Statement

General

I am interested in illusions, in things not being quite what they seem. I am attracted to painting because it allows me to create an illusion and simultaneously reveal the means of its production. Oil painting’s wet viscosity allows for ongoing shifting of structure; it is does not have to be “either/or,” “on/off,” “0/1.” I prefer to use paint to maximize this characteristic– its ability to both make an image and revert to material.


As the pictorial function of painting has been replaced with more efficient photographic and digital capture and dissemination, it is painting’s very physicality that is critical. The nuanced, dimensional touch of oil paint is a sensitive record of the human hand in a moment of time, captured in a way that is palpable and visual. This is a somewhat romantic view, as it gives a degree of primacy to painting’s corporeal existence — a valuing of the body present, a feminized artifact. And, there is an inherent distrust of this embodiment. Physicality? Touch? Object of gaze? Object of market desire? Egad! This romantic view is balanced by the need of the hand to be rooted in the present, to be a part of our contemporary experience.


In the subject matter of my paintings, things are often not quite what they seem: lovely interiors, on closer consideration, lead to disquieting seduction; figures raise Pygmalian-esque questions of transformation; wallpaper details, luscious statuary, give way to recognition of issues of power and subjugation. I try to make work that has beauty to attract and complexity to sustain observation.

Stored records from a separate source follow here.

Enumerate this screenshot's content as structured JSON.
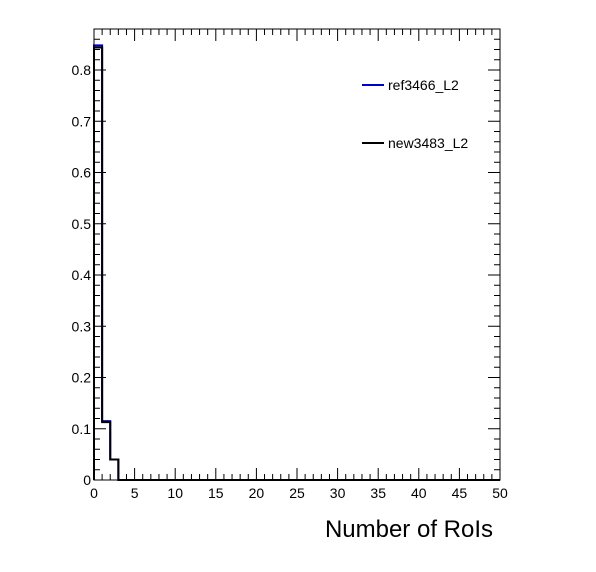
{
  "chart_data": {
    "type": "histogram",
    "xlabel": "Number of RoIs",
    "ylabel": "",
    "xlim": [
      0,
      50
    ],
    "ylim": [
      0,
      0.88
    ],
    "x_ticks": [
      "0",
      "5",
      "10",
      "15",
      "20",
      "25",
      "30",
      "35",
      "40",
      "45",
      "50"
    ],
    "y_ticks": [
      "0",
      "0.1",
      "0.2",
      "0.3",
      "0.4",
      "0.5",
      "0.6",
      "0.7",
      "0.8"
    ],
    "bin_edges": [
      0,
      1,
      2,
      3,
      4,
      5,
      6,
      7,
      8,
      9,
      10,
      11,
      12,
      13,
      14,
      15,
      16,
      17,
      18,
      19,
      20,
      21,
      22,
      23,
      24,
      25,
      26,
      27,
      28,
      29,
      30,
      31,
      32,
      33,
      34,
      35,
      36,
      37,
      38,
      39,
      40,
      41,
      42,
      43,
      44,
      45,
      46,
      47,
      48,
      49,
      50
    ],
    "series": [
      {
        "name": "ref3466_L2",
        "color": "#0000cc",
        "values": [
          0.848,
          0.115,
          0.04,
          0,
          0,
          0,
          0,
          0,
          0,
          0,
          0,
          0,
          0,
          0,
          0,
          0,
          0,
          0,
          0,
          0,
          0,
          0,
          0,
          0,
          0,
          0,
          0,
          0,
          0,
          0,
          0,
          0,
          0,
          0,
          0,
          0,
          0,
          0,
          0,
          0,
          0,
          0,
          0,
          0,
          0,
          0,
          0,
          0,
          0,
          0
        ]
      },
      {
        "name": "new3483_L2",
        "color": "#000000",
        "values": [
          0.844,
          0.113,
          0.04,
          0,
          0,
          0,
          0,
          0,
          0,
          0,
          0,
          0,
          0,
          0,
          0,
          0,
          0,
          0,
          0,
          0,
          0,
          0,
          0,
          0,
          0,
          0,
          0,
          0,
          0,
          0,
          0,
          0,
          0,
          0,
          0,
          0,
          0,
          0,
          0,
          0,
          0,
          0,
          0,
          0,
          0,
          0,
          0,
          0,
          0,
          0
        ]
      }
    ],
    "legend_position": "top-right"
  }
}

The Coloring Book portfolio and Paper Doll series, ongoing

The Coloring Book portfolio and the Paper Doll series within this portfolio emerged from my interest in harnessing the detached coolness of digital processes (from photo, to scan, to Photoshop, to print) in order to generate a drawing to be printed for my paintings. The digital print I seek provides a linear rendering that is neither a digital trace nor a hand-drawn gesture, but a hybrid between the two. This quality is a subtlety, a movement between binary and non-binary, that is echoed again in the relationships between the gestural, indeterminate quality of oil painting and the determined topology of the digital rendering. This dialogue between fixed/mutable, intention/accident, machine made/handmade, binary/non-binary, certain/uncertain has always informed my artistic practice.


The Coloring Book portfolio and the Paper Doll series is certainly a tongue-in-cheek reference to child’s play. The paper doll reference is to the format, media, and subject of these paintings. These are relatively large paintings and digital print hybrids, created on sheets of paper, sourced from a 50-yard roll. The paper provides a structural ease for changing scale and impact; it, quite literally, can be cut up and added to. The paper also conveys an undercurrent of informality or, more insidiously, of disposability. The digitally generated line drawing is a further reference to a coloring book, a surface designed to force the recognition of, if not the reconciliation within, the conflict between free agency and external control.


The Paper Doll Series are images of individual women engaged in simple acts of traditional domestic labor: folding laundry, watering, digging, etc. These acts, simple, essential, by hand, are my visual and conceptual focus. The grand traditions of these acts in art addressing issues of class and gender provide a given framework that underlies a more dominant interest in examination of loss of hand, loss of access to labor, a loss of simple agency.


Interiors Series

For over a decade, I examined fantasies presented in popular magazines. The largest series from this work was based on photographs of interiors from high-end shelter magazines (Architectural Digest, Nest, etc.) These interiors present us with a fantasy of materialist beauty. These commercial images are compelling subjects for my paintings because they reveal much about our consumptive desires. I am interested in what these fantasies reveal upon closer inspection and in what is veiled in seduction.


My work shifted emphasis from more formal concerns of the interior space towards an increased focus on the contents of the interiors themselves. “Virginal” portraits, “exotic” bric- a-brac, male statuary with excessive musculature, colonial plantation wall-paper, etc., are “hidden” images. Used for decorative purposes, these images and their connotations are overlooked within the glamour and luxury of the fantastic rooms. Over time, my paintings began to deal with these figures in an increasingly direct way.